Logo Bloomberg Technoz

"Efek negatif dapat diperkuat jika terdapat tarif pembalasan proporsional — pertumbuhan global akan lebih rendah dari dasar [baseline] dengan total sekitar 0,3% pada 2025, sementara pertumbuhan negara berkembang atau emerging market and developing economies [EMDE] akan lebih rendah dengan total sekitar 0,2%," tulis Bank Dunia dalam laporan bertajuk Global Economic Prospects (GEP) Januari 2025.

Bank Dunia memproyeksi ekonomi dunia tumbuh stagnan 2,7% pada 2025, atau setara dengan proyeksi pada 2024. Sementara, negara berkembang atau EMDE diproyeksikan tumbuh stagnan 4,1%.

Selain itu, Rizal menilai dampak yang dirasakan Indonesia dari kebijakan proteksionisme itu bisa cukup signifikan. Jika AS memperketat kebijakan perdagangan, terutama terhadap China, rantai pasok global akan terganggu. Terlebih, China adalah mitra dagang utama Indonesia.

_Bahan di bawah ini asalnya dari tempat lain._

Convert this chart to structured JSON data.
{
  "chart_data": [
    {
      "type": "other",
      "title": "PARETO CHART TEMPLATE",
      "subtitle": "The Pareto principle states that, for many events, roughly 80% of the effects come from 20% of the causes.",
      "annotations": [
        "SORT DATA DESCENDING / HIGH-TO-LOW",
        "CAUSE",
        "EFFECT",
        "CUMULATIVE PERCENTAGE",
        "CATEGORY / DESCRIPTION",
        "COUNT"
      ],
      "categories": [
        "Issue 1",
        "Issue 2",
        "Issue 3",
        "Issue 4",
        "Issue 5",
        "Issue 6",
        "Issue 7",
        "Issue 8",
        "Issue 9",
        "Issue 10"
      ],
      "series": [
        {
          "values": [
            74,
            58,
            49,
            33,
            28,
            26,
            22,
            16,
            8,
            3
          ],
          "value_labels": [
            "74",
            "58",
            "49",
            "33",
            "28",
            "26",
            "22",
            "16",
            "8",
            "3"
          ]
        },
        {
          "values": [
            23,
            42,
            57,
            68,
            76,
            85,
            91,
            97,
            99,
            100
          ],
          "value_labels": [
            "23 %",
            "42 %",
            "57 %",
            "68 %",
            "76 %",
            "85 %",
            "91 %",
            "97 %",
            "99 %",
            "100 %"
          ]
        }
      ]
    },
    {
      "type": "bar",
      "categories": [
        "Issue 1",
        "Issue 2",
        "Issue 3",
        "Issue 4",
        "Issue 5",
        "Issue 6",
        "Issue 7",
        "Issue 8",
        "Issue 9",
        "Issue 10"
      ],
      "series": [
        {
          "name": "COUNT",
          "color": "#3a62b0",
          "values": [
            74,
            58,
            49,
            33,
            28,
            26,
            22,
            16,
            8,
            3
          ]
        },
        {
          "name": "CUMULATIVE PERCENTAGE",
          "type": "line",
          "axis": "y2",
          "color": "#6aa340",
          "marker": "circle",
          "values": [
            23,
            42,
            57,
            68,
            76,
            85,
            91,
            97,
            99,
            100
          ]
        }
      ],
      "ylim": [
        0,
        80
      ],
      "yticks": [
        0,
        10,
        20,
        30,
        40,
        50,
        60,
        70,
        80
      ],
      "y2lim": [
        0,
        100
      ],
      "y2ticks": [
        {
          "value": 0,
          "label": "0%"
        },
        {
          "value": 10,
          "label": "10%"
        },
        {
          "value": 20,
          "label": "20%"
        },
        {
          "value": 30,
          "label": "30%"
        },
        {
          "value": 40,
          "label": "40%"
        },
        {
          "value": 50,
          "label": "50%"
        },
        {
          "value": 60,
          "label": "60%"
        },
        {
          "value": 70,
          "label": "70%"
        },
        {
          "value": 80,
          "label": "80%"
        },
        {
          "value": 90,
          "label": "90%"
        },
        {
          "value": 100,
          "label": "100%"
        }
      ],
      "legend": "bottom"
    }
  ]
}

Selanjutnya, Rizal mengatakan ketidakpastian geopolitik yang meningkat juga berpotensi mengguncang pasar keuangan, menyebabkan volatilitas nilai tukar rupiah dan memengaruhi aliran investasi ke Indonesia.

Strategi Ekonomi Indonesia

Menghadapi dinamika tersebut, Indonesia perlu mengambil langkah mitigasi strategis. Pertama, diversifikasi pasar ekspor menjadi prioritas, dengan memperkuat hubungan dagang dengan negara-negara di Asia, Timur Tengah, dan Eropa.

Kedua, Indonesia harus mempercepat pengembangan industri bernilai tambah untuk mengurangi ketergantungan pada ekspor bahan mentah.

Ketiga, dilihat dari sisi kebijakan domestik, pemerintah perlu menjaga stabilitas ekonomi melalui pengelolaan fiskal yang hati-hati dan kebijakan moneter yang fleksibel untuk menghadapi potensi guncangan eksternal.

Keempat, Indonesia harus memanfaatkan forum internasional seperti Group of 20 (G20) dan Association of Southeast Asian Nations (ASEAN) untuk memperjuangkan kepentingan negara berkembang dalam sistem perdagangan global.

Menurut Rizal, Presiden Donald Trump tetap akan menerapkan kebijakan proteksionisme atau tarif perdagangan tinggi, meski telah menunda pengumuman tarif khusus untuk China pada hari pertamanya menjabat kembali sebagai Presiden Amerika Serikat.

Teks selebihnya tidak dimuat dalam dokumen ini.